The Fed’s two main policy tools fuel demand by making money cheap to borrow and spend. Officials are actively debating when and how to slow down their bond buying program, which will be their first step towards a more normal political environment as the economy rebounds. Officials have hinted they will continue to think about when to start what they call the cut at future political meetings.
“Last December, the committee indicated that it would continue to increase its holdings ‘steadily’ until further substantial progress was made towards its maximum employment and price stability targets,” the Fed said. in its post-meeting press release. “Since then, the economy has made progress towards these goals, and the committee will continue to assess progress at future meetings. ”
The central bank has bought $ 120 billion worth of mortgage-backed securities and Treasury debt securities every month since last year, but economists expect the Fed to start slowing those purchases later. this year or early next year.
But the central bank is trying to avoid withdrawing support from the economy too abruptly at a time when millions of jobs are missing from before the pandemic and as risks to the economic outlook persist. These threats are only underscored by the increase in coronavirus cases in the United States and globally linked to the Delta variant.
“The sectors most affected by the pandemic have shown improvement but have not fully recovered,” the Fed said in its post-meeting policy statement.
Jerome H. Powell, the chairman of the Fed, will hold a press conference after the meeting at 2:30 p.m., during which he is expected to answer questions about the bond buying program.
Daily business briefing
The Fed is weighing conflicting economic signals as it shapes its policy. The US economy is rebounding from lockdowns last year and earlier this year, with strong consumer spending bolstered by repeated government stimulus checks. Inflation is taking off as economic activity rebounds from low 2020 levels and growing demand for washing machines, electronics, cars and housing exceeds what producers can supply.

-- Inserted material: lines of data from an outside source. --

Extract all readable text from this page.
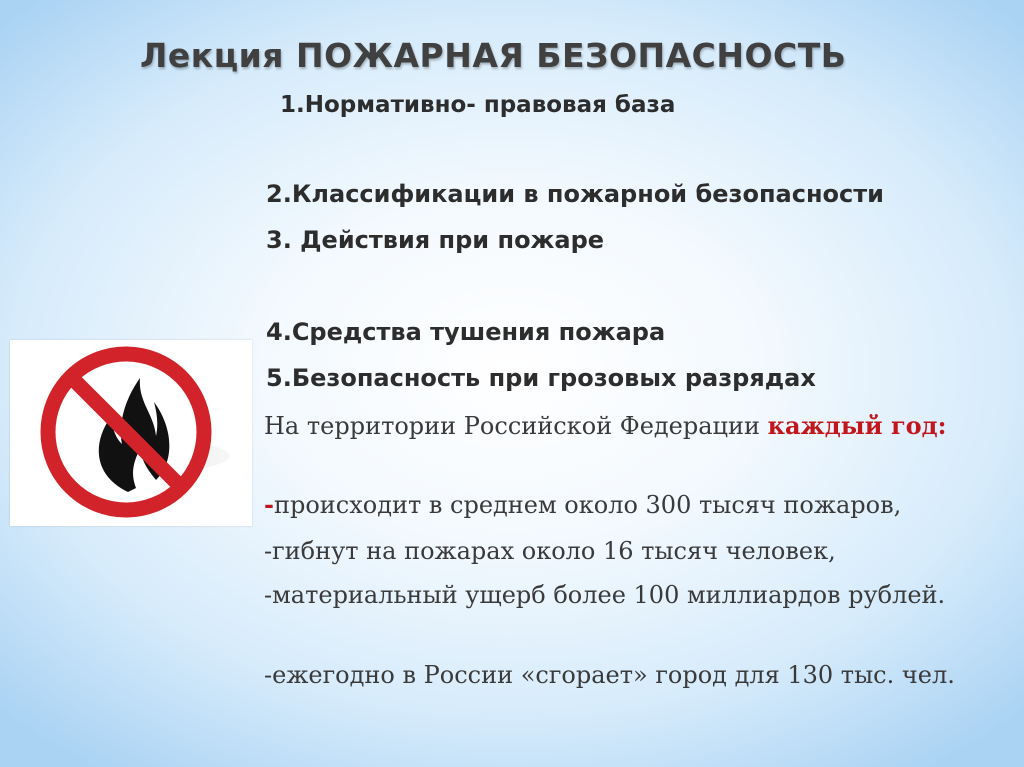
Лекция ПОЖАРНАЯ БЕЗОПАСНОСТЬ

1.Нормативно- правовая база

2.Классификации в пожарной безопасности

3. Действия при пожаре

4.Средства тушения пожара

5.Безопасность при грозовых разрядах

На территории Российской Федерации каждый год:

-происходит в среднем около 300 тысяч пожаров,

-гибнут на пожарах около 16 тысяч человек,

-материальный ущерб более 100 миллиардов рублей.

-ежегодно в России «сгорает» город для 130 тыс. чел.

Consumer prices rose 5.4% in June from a year earlier, the fastest pace since 2008. The Fed’s preferred inflation indicator was slightly more subdued, at 3.9% in May, but that too is well above the central bank’s 2% average inflation target.

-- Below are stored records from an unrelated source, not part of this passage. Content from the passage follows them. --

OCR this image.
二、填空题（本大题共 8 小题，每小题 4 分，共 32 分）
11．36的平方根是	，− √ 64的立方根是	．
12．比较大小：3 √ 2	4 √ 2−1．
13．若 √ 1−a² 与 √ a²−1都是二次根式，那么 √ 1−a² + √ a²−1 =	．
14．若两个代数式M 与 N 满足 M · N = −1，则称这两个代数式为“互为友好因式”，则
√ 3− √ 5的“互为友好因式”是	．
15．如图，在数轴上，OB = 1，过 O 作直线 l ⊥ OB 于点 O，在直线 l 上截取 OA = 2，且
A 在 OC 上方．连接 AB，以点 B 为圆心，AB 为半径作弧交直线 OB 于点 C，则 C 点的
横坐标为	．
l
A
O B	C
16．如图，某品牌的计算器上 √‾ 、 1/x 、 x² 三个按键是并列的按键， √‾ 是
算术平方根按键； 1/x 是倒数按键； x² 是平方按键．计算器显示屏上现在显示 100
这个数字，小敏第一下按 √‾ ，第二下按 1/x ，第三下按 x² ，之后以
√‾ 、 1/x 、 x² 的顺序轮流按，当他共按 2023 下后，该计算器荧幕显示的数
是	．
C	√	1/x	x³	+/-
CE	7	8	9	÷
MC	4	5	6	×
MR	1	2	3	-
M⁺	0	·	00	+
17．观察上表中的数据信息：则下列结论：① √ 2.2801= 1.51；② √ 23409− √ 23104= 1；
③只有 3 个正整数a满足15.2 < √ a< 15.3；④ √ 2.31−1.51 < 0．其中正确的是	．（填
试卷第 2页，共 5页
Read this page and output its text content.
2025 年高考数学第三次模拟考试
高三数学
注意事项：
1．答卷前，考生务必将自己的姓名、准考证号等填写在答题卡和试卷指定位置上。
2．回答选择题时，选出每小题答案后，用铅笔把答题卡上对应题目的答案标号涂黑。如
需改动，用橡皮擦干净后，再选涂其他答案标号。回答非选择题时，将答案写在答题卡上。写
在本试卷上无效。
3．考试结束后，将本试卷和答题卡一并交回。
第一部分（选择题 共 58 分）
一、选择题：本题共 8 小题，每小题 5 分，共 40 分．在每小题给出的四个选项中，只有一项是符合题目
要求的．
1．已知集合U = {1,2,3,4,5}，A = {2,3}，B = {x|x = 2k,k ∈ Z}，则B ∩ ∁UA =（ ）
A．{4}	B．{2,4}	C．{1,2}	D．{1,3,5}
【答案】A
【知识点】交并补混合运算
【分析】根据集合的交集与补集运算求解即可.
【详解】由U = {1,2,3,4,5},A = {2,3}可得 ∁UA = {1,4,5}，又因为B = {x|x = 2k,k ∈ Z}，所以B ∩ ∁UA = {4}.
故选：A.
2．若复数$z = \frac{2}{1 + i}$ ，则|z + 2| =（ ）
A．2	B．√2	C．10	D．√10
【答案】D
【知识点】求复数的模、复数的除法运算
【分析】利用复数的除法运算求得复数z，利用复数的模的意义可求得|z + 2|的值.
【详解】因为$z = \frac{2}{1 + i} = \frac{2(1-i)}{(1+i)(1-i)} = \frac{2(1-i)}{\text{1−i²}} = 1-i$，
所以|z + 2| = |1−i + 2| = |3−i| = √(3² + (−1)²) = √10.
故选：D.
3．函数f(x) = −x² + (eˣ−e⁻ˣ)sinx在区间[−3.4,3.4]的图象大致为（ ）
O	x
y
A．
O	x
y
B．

Officials expect the rise in prices to calm down as the economy returns to normal. For now, they’re more worried about another set of risks: around 6.8 million jobs are still missing from February 2020 levels. Workers are taking time to find decent jobs, and central bank wants to make sure the economic recovery is strong as they try to do so.
Even when the Fed begins to slow down its bond purchases, interest rates are expected to stay low. Long-standing economic forces have naturally pushed them down, and the central bank is expected to keep its key policy rate – the federal funds rate – at its lowest, where it has been since March 2020.
Officials have previously reported that, barring a sustained surge in inflation or risks to financial stability, they would like to leave interest rates close to zero until the labor market returns to full employment. . Their latest economic projections, released in June, suggest most officials don’t expect the economy to hit that high bar until 2023.